Our Work
The process of creating a handmade Stinson Studios wood salad bowl begins with the selection of Eastern Canadian hardwoods.
Logs are culled from sustainable wood lots, from farmers’ wood piles and harvested from the family farm. Our favored varieties include maple, birch, oak and ash.
Our process
If you’d like to see more of our finished product you can browse our shop online.
When it comes to our hand-turned bowls, we start by cutting a section from a log and roughing out blocks with a chainsaw. Once we have a block with the rough shape of a bowl, we take the block inside and mount it onto our bowl lathe. Our lathe does not have a bed and with it we are capable of turning objects up to three feet in diameter. Unfortunately, lathes like these are not commercially available and we had to build this one with the help of our friend Henry Saxe. Henry is a well-known metal sculptor who has been awarded the Order of Canada for his art and on less momentous occasions helped us build a lathe and patch holes in Grumman canoes.
After mounting the bowl blank, we start by turning the outside of the block to establish the shape of our final form. When first starting out, people have a habit of staring intently at the chisel where you are holding it free-hand against the block. However, one quickly learns that shavings can pile up and you are not always able to watch what you are doing. When you become well practiced at turning, you begin to stop relying on watching your chisel. Suddenly you realize that the important information comes not from visual cues, but rather “reading” resistance and vibrations through your hands or listening for the different sounds the chisel makes when carving well or loosing the thread of your cut. Being truly practiced means responding intuitively to these signals and responding to the material faster than we can consciously react. If you have to think about changing the angle of your cut or increase the pressure of the chisel, it is too late. Learning to turn is a perfect example of progressing through the four cognitive levels of learning; unconscious incompetence, conscious incompetence, conscious competence and unconscious competence. When I (Jesse) began turning it took take me three hours of focused concentration to do a single step in turning a bowl. Six years later, that step now takes me roughly fifteen minutes of unconscious intuitive movements.
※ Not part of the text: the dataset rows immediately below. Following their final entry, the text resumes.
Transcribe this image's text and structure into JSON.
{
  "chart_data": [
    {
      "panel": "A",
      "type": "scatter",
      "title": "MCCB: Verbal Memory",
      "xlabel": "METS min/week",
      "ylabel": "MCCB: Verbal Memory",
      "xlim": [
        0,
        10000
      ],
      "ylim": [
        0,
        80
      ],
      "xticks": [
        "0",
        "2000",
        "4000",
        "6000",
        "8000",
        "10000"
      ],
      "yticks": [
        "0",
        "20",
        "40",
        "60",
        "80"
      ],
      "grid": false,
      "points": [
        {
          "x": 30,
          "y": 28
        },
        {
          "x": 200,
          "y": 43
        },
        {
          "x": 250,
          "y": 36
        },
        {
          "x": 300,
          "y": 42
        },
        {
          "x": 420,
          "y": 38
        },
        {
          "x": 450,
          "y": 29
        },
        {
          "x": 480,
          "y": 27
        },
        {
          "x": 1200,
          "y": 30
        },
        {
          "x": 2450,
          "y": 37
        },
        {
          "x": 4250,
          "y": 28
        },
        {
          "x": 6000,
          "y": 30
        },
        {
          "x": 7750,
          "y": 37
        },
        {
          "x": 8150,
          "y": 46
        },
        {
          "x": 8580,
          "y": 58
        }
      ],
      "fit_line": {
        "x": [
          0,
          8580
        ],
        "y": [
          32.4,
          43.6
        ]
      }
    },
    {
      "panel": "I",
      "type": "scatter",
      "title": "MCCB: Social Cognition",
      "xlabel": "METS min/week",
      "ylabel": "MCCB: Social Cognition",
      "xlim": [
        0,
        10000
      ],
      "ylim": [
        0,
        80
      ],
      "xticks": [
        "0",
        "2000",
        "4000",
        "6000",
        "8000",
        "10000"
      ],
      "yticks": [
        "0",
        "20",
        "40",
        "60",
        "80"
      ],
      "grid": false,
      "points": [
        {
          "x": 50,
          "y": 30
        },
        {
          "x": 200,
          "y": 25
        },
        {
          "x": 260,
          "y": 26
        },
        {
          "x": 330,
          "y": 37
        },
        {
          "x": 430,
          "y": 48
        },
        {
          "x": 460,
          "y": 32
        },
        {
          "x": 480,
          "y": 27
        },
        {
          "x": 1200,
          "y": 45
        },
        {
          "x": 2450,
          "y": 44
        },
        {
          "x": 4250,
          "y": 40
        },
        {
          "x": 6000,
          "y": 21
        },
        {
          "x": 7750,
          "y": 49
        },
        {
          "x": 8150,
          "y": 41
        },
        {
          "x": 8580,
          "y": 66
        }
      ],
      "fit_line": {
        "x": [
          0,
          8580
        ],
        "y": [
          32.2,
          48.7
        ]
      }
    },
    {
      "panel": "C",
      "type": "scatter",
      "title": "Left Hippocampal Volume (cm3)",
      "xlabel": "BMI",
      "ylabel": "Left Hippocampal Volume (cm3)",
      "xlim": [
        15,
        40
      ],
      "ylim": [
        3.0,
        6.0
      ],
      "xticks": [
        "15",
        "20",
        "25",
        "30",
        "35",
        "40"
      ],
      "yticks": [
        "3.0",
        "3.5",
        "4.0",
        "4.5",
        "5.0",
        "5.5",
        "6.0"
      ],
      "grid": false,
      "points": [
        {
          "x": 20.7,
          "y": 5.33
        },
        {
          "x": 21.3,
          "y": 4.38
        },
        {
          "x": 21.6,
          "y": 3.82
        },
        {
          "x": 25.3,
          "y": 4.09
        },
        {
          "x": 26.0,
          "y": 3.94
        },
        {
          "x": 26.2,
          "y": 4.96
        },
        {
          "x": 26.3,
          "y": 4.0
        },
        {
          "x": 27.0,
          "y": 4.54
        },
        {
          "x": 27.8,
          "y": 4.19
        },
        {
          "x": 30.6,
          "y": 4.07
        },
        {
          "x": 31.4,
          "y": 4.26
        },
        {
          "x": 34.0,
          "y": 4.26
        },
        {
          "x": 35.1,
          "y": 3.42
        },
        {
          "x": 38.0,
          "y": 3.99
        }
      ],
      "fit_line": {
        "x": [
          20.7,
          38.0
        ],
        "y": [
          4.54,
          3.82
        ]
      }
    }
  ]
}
Once the outside shape of the bowl is established, we move our tool rest around to the front of the lathe and begin carving material from the center of the bowl. From this angle you cannot see the outside curve of the bowl and experience the challenge of carving away material without being able to physically see when to stop. Years of practice have enabled us to feel and hear how close we are with the chisel to the outside of the form. Otherwise you have to keep turning the lathe on and off so you can check the bowl’s thickness. Eventually, if the bowl has not blown off or we have not carved right through the bottom, we are left with a nice bowl with walls of an even thickness. From here the bowl is left for two to three weeks to dry before it is sanded and finished with bees’ wax and vegetable oil.